Bauer v. Lygren

In an action to recover damages for personal injuries, etc., plaintiff Maria Bauer appeals from an order of the Supreme Court, Suffolk County (Mclnerney, J.), entered April 9, 1984, which, inter alia, denied her motion to vacate a stipulation purporting to settle the action entered into in open court on April 7, 1981 by her former attorney.

Order affirmed, without costs or disbursements.

Counsel for the respective parties negotiated a proposed settlement of this action, brought to recover damages for personal injuries sustained by appellant Maria Bauer as a result of a two-car collision on June 11, 1975, which allegedly occurred as the vehicle in which she was a passenger was exiting a shopping mall, and to recover for the loss of services of the appellant’s then husband, Joseph Bauer, from whom she was divorced during the pendency of the action, and who has subsequently died. The proposed settlement provided for the discontinuance of Joseph Bauer’s claim and settlement of the appellant’s claim upon the payment to her of $20,000 by the insurance carriers for the two vehicles involved (the liability insurance policy limits being $10,000 for each car), and the payment of $50,000 by the remaining defendants, the owners and operators of the area adjoining the accident site.

Appellant’s former attorney did not communicate the terms of the proposed settlement directly to her, but on August 7, 1981, he spoke with her mother who informed him that the appellant was out of town visiting relatives, and further told him that " 'they’ felt the matter was in [his] hands” and he ''should do what [he] thought was best for [the appellant]”.

On the same day, August 7, 1981, at a continued pretrial conference held in open court, appellant’s former counsel delivered to the court a general release and stipulation of discontinuance on behalf of plaintiff Joseph Bauer, represented to the court that he also had authority to settle the case on behalf of the appellant, and agreed on the record to the terms of settlement outlined above.
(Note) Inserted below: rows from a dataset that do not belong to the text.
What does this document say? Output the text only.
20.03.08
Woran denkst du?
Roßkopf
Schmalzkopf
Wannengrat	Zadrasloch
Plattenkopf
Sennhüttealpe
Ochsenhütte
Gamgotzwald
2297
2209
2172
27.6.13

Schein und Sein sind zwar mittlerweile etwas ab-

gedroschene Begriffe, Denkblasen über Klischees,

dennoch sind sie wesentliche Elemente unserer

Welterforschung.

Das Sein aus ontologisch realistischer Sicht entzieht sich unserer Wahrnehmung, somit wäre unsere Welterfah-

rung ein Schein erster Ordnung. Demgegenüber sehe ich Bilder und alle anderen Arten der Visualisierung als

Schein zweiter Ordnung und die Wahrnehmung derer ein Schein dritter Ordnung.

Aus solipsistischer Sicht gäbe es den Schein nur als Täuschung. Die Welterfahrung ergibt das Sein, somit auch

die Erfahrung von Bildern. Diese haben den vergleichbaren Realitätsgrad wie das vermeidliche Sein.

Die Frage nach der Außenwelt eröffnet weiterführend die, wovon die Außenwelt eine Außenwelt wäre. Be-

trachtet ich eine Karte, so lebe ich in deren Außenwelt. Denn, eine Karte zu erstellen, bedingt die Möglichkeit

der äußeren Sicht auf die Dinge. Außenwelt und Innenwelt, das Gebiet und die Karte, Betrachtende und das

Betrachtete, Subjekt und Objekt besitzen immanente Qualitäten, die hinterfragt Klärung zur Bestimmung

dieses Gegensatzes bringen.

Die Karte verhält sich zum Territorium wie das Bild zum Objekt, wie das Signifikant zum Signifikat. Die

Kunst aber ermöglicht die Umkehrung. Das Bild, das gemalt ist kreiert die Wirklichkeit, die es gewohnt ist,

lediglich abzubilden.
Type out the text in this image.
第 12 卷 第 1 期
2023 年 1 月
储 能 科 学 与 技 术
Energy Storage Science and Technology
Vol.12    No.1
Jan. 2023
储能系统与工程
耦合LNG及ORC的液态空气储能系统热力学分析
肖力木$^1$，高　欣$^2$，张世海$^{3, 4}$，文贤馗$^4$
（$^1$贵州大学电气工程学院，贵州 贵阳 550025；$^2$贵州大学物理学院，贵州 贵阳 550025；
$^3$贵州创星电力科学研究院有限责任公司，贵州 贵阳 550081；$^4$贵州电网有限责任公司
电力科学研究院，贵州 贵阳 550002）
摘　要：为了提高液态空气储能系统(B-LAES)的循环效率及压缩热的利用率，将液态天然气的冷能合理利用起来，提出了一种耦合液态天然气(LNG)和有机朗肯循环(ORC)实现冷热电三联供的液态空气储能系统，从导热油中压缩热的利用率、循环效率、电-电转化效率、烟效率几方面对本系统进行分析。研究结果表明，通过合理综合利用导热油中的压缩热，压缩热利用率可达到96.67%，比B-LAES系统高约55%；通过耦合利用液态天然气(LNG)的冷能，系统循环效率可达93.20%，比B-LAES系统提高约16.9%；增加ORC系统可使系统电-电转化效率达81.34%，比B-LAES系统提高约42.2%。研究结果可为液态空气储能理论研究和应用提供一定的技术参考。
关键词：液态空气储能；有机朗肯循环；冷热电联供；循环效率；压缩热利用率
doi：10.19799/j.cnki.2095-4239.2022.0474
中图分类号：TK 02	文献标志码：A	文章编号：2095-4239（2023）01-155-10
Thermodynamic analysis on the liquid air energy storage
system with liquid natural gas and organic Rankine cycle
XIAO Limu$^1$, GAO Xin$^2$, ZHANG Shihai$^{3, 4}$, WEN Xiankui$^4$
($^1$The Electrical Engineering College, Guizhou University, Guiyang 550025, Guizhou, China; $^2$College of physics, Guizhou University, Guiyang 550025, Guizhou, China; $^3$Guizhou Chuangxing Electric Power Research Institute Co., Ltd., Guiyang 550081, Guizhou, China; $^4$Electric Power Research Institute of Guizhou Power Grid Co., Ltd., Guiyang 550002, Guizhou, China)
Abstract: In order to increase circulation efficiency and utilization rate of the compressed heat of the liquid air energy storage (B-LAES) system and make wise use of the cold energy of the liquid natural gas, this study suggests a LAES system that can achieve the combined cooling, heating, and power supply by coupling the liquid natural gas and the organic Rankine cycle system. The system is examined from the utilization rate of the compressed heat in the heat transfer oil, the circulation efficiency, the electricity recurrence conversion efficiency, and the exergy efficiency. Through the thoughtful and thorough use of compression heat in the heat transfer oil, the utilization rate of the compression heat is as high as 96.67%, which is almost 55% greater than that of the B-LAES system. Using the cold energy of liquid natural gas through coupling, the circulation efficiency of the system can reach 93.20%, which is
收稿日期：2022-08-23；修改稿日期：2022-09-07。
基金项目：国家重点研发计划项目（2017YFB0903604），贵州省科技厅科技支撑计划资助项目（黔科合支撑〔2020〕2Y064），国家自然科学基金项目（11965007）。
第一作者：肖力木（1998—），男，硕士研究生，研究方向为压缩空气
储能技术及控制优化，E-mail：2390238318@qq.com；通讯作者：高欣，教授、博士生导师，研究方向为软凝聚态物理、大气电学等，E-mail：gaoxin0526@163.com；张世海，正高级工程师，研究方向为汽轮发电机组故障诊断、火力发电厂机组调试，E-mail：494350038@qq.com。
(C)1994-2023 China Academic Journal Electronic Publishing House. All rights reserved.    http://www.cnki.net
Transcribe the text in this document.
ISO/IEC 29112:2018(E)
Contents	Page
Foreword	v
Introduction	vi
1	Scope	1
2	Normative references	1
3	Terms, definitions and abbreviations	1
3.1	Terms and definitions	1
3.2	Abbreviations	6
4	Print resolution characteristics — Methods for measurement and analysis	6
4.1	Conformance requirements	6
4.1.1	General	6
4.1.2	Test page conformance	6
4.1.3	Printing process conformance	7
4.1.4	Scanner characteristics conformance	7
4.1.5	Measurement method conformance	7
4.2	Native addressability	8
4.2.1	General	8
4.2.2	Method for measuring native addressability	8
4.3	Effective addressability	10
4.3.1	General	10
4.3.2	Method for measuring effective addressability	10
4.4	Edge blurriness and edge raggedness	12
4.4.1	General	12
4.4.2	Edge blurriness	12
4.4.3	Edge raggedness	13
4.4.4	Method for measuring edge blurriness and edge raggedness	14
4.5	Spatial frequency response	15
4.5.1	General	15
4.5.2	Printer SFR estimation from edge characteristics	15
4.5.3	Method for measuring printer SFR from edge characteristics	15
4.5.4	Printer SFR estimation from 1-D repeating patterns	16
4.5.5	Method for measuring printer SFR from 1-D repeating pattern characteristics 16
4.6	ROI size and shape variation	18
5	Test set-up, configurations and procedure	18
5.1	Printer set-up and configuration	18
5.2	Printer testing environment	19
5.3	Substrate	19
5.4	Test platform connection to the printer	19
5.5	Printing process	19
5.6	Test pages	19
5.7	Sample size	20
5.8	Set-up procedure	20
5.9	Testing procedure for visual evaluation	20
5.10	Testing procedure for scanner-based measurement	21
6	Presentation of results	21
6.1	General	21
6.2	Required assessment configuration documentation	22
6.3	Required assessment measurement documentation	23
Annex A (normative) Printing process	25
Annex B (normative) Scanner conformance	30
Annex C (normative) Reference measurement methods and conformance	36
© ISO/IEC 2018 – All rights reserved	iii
Although the appellant concededly was advised personally of the terms of the settlement in the fall of 1981, and consulted her present attorney shortly thereafter, it was not until on or about March 19, 1984 that the appellant’s present *914counsel moved to vacate the stipulation of settlement and restore the case to the Trial Calendar on the ground, inter alia, that the appellant’s former attorney was not authorized to settle the actions for the stated sums. Special Term denied the appellant’s motion. We affirm.

It is now settled law that "[a] stipulation of settlement made by counsel in open court may bind his [or her] clients even where it exceeds his actual authority” (Hallock v State of New York, 64 NY2d 224, 228). We have held that by appearing at a pretrial settlement conference pursuant to the rules of this judicial department (see, 22 NYCRR 699.6) without expressly qualifying his or her authority, an attorney impliedly acknowledges his or her authority to bind his or her client (Collazo v New York City Health & Hosps. Corp., 103 AD2d 789; see, Di Russo v Grant, 28 AD2d 847). The oral stipulation in the instant case was made in open court and its terms were definite. Therefore, it was binding upon the parties, absent fraud, collusion, mistake, accident or some other ground of a similar nature (CPLR 2104; see, Matter of Dolgin Eldert Corp., 31 NY2d 1; Bella Vista Dev. Corp. v Estate of Birnbaum, 85 AD2d 891, lv dismissed 55 NY2d 1038; Ragen v City of New York, 45 AD2d 1046). Appellant is thus relegated to seek relief against her attorneys for any damages which their alleged conduct may have caused her (see, Fox v Wiener Laces, 105 Misc 2d 672, 676). Mangano, J. P., Rubin, Lawrence and Eiber, JJ., concur.